The Kansas attorney has also defended legislation in Pennsylvania and Texas that would revoke operating licenses for businesses who hired illegal immigrants and landlords who rented to them. He successfully sued the state of California to block a legislative provision that allowed illegal immigrants to pay in-state college tuition rates. And he's preparing to open up yet another front in the immigration fight in San Francisco, representing a woman whose husband and sons were allegedly killed by an illegal immigrant—and who is suing the city for designating itself as a "sanctuary" that discourages immigration crackdowns.
Liberal immigration advocates say that Kobach has worked hard to develop laws that can withstand court challenges. "[The Arizona] law was very carefully crafted to track many provisions in federal law—it creates a plausible case for proponents to say we're not doing anything new," says Mary Giovagnoli, executive director of the Immigration Policy Center. "It's a disingenuous argument, to say if it's illegal in the federal law, it's OK when it's illegal in state law…but it's very clever lawyering."
For his part, Kobach says he's simply learned from his regular adversaries, such as the ACLU and Mexican American Legal Defense and Education Fund. "They take the courts very seriously and recognize that the legal battles in the courtroom are every bit as important in political battles in Congress and in the state legislature," he says.
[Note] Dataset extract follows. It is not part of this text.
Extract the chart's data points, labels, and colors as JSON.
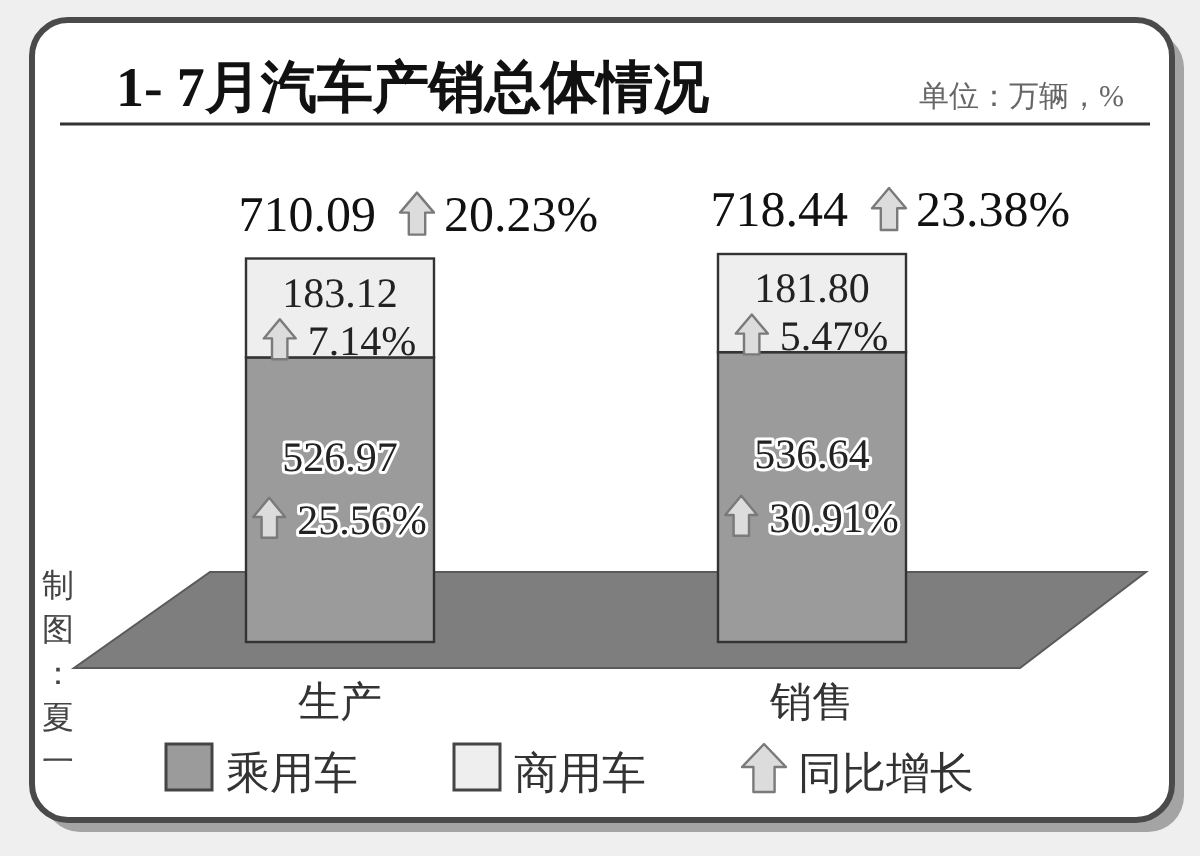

The Arizona immigration law has opened up a split between leading Republicans who've supported the law and those who've vehemently denounced it, including Jeb Bush, Karl Rove, and Texas Gov. Rick Perry. Yet Kobach denies that the issue could divide the GOP. "I don't think the Arizona will end up causing any kind of rift in the Republican Party," says Kobach. "Many of those Republicans who criticized the law right at the outset—they obviously hadn't had a chance to read it…I don't expect they'll continue to oppose it."
On the phone, on radio, and on television, Kobach strikes a measured tone. He talks about immigration in legalistic language, eschewing fear-mongering rhetoric. But he's attracted accolades from national conservatives who routinely inflame the right-wing base. "We need a Kris Kobach in every state in the country," Michelle Malkin has declared. "No one in this country has done more to stop illegal immigration than Kris Kobach," former Rep. Tom Tancredo has said. And Kobach is making use of the issue in the GOP primary for the Kansas secretary of state race: He's charged that illegal immigrants are helping to fuel rampant voter fraud.
Kobach's opponents have pointed to these endorsements as evidence that he's an extremist on immigration. But so far, the criticisms haven't dented his growing national profile. Though the immigration fight may ultimately wound the GOP, Kobach, for now, remains ascendant.